DSC_0567The good wife ruled that we should spend a short break in the Chilterns, and as our luck would have it, she chose the first rain-free weekend since memory. We took the train to Oxford, and followed the national cycling route 5 to Banbury. Too bad that it doesn’t use the Oxford Canal tow path much, but a nice route. A curry and a Bed & Breakfast later, we’re on our way to Stratford-upon-Avon, still along route 5. Signage wasn’t very good and the route was pretty rough in places, but landscape and groomed villages of very affluent “country folk” were nice enough to compensate. I think there were more Jaguar than John Deere vehicles in many of these places.

The most frustrating part were the trains though. The National Rail inquiry service told us that we had to change in Slough on our way out. Luckily, we figured out that the train we were on went straight through to Oxford, changing as advised would have gotten us there five minutes later, with the added hassle of the change.

Given how ill-prepared British trains are for cyclists, we were lucky to find space for our bikes, and nearby seats, so we were glad not to change trains.

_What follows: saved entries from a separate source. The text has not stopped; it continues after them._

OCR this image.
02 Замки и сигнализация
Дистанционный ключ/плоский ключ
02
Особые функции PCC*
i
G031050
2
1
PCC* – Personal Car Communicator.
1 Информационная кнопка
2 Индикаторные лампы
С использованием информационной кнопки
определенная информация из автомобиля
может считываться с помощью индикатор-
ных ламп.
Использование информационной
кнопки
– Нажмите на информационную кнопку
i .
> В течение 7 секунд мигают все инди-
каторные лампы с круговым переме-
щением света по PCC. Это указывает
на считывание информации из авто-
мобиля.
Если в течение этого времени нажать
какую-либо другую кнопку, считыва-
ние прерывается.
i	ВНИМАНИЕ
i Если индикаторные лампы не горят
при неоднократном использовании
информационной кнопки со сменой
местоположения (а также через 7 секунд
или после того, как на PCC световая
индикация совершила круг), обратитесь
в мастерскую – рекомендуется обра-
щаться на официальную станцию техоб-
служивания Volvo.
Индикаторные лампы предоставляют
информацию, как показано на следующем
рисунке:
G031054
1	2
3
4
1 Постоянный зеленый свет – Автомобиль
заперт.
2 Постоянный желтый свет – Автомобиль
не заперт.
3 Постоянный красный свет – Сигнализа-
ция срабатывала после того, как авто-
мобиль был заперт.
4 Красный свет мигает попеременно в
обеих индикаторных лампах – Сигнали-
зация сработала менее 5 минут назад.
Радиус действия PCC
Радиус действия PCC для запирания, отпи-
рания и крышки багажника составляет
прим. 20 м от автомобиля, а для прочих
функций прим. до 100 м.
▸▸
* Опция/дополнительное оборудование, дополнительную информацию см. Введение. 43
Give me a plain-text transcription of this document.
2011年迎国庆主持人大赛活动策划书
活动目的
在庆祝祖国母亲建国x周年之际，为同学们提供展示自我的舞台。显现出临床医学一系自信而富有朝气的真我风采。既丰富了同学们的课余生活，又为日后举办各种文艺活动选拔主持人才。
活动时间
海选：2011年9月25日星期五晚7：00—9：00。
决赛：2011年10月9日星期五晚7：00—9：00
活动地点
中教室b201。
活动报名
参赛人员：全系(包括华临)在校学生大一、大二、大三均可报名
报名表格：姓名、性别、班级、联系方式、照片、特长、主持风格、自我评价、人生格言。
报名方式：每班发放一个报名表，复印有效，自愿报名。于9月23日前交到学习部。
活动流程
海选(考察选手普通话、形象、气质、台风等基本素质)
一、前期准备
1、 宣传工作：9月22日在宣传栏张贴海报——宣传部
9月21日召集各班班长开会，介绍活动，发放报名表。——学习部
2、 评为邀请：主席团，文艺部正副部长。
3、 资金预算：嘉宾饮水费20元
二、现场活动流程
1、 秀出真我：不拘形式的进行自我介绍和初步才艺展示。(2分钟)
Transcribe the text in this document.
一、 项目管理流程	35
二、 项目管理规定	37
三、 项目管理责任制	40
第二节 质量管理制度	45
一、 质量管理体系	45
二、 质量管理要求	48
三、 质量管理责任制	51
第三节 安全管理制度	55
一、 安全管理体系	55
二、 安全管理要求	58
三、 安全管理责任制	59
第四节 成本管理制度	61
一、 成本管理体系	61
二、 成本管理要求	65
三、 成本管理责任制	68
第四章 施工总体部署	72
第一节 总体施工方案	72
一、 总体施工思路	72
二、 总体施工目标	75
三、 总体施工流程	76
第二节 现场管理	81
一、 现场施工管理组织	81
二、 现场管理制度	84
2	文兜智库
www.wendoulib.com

Almost £20 per person, sold by an unhelpful and unfriendly ticket agent at the station.

The same spiel on our way back from Stratford: the ticket agent didn’t want to talk to us, only hesitantly surrendered information under thread of torture, and definitely though it beneath himself to help us choosing a route into Ealing. Another £20 per person (on a super-saver ticket!) and an amazing 2 hours later on a slow-moving train bound for London Marylebone, we alighted at Wembley Stadium and cycled the remaining 5 miles through suburbia, rather than going all the way into town, cross to London Paddington and come out on a different train (and additional ticket cost).

They really make no detectable effort to promote the use of local trains. Expensive tickets, unappealing schedules, hard-to-come-by and even incorrect time table and connection information, unfriendly and unhelpful staff, slow moving trains – we should emigrate to Germany, were we did similar trips for €20 (covering a group up to five people in a vast area, all day, with amble cycle storage in every train). I get tears in my eyes when I think of it.

Here, we pay £20 per person and journey, are made to block the doors with our bikes due to the absence of any other space, and take over 2 hours from A to B on a journey which would have taken 1 hour 46 minutes by car, according to Google.

Clearly, this isn’t sending quite the right message, is it?